The Adygea [Russia’s constituent republic] court has found a local guilty of attempting to enlist in the "Freedom of Russia Legion" while serving a sentence in a penal colony. He has been sentenced to nine years in a maximum security penal colony for participation in armed conflict which contradicts the interests of the Russian Federation. According to the prosecution, in the summer of 2022, the convict allegedly swore allegiance to the "Legion" and actively sought recruits among fellow inmates. He was apprehended after being released from the penal colony.

According to Astra, a resident of the occupied village of Yuvileine in the Kherson region is accused of "public calls for activities against the security of the state" due to a post on Facebook. Law enforcement officers found a message from August 2023 containing payment card information belonging to a Ukrainian volunteer collecting funds for Ukrainian soldiers. Natalia S., 51, a native of the Kherson region with Russian citizenship, is currently under travel restrictions.

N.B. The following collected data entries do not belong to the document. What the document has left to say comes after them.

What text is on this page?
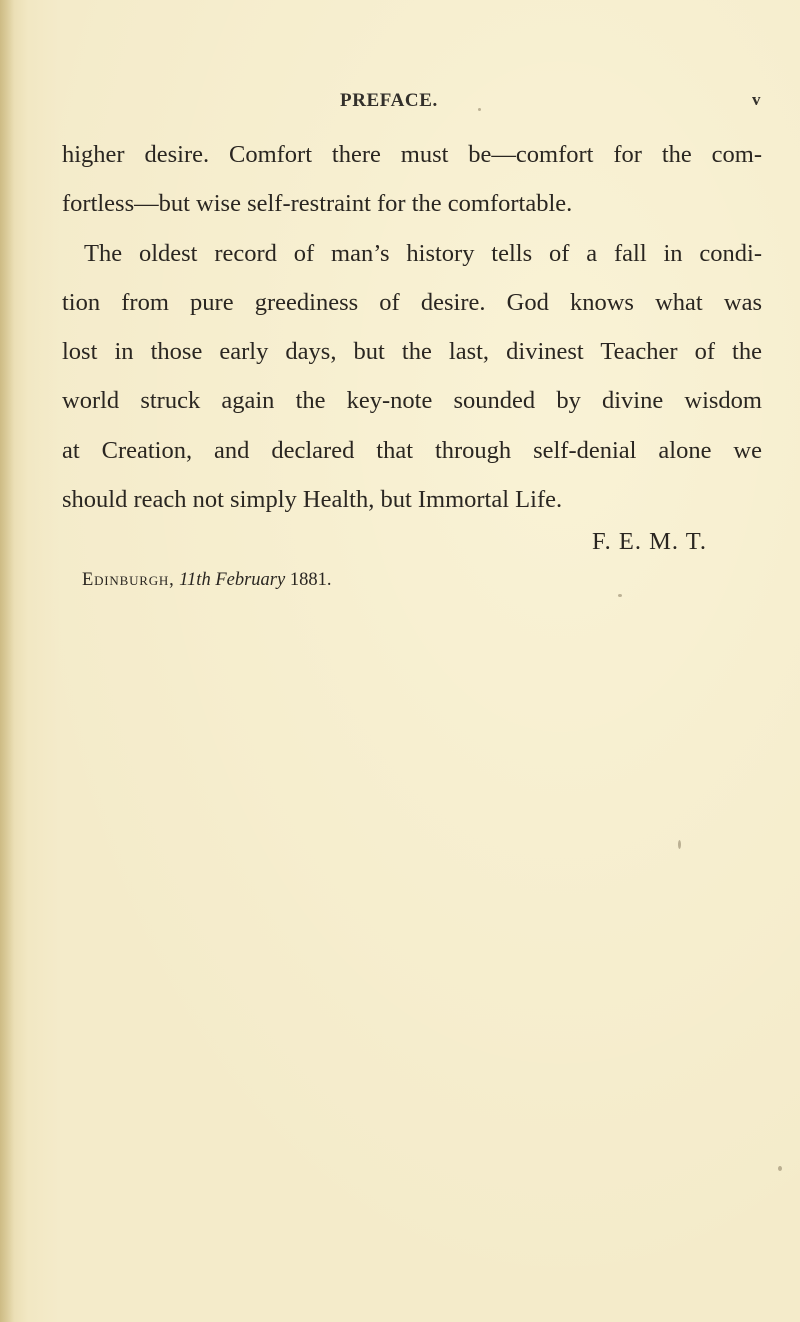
PREFACE.	v
higher desire. Comfort there must be—comfort for the com-
fortless—but wise self-restraint for the comfortable.
The oldest record of man’s history tells of a fall in condi-
tion from pure greediness of desire. God knows what was
lost in those early days, but the last, divinest Teacher of the
world struck again the key-note sounded by divine wisdom
at Creation, and declared that through self-denial alone we
should reach not simply Health, but Immortal Life.
F. E. M. T.
Edinburgh, 11th February 1881.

Astra has also reported that a 30-year-old resident of Kerch, Crimea, K. Simonov, has been detained. According to law enforcement officers, Simonov was recruited by Ukrainian special services and allegedly was preparing to blow up a railroad track. A criminal case has been initiated for an attempted terrorist attack.

Children and Victory Day

In Russian schools and technical schools, the Immortal Regiment event took place. According to the methodological guidelines of the Ministry of Education, children attended the event with portraits of participants of the Great Patriotic War, and teachers organized for parades and processions. Idel.Realii [part of Radio Free Europe/Radio Liberty online media outlet] provides insights into how this event unfolded in the Volga region, while Sibir.Realii [part of Radio Free Europe/Radio Liberty online media outlet] covers several actions in Siberia. Explore how the Immortal Regiment transitioned from a popular commemorative event to a mandatory state occasion glorifying war in the Vyorstka article.

In observance of Victory Day, several “Preschool Troop Parades” took place across Russia. In the Volgograd region, young children donned cardboard costumes resembling tanks and ships, while preschoolers from kindergarten No. 34 in the town of Yeysk in the Krasnodar region marched through the streets wearing military uniforms and carrying mock weapons.

In the city of Ussuriysk, kindergarten No. 67 unveiled a display titled "Russia is Proud of You," dedicated to those who were killed in the war in Ukraine. The event, held on May 7, was attended by the wives, mothers and children of the deceased.

In Miass, a city in the Chelyabinsk region, a Victory Day morning event at one of the city's kindergartens was attended by Sergey Nechayev, a war veteran with a criminal record that includes charges of murder and theft.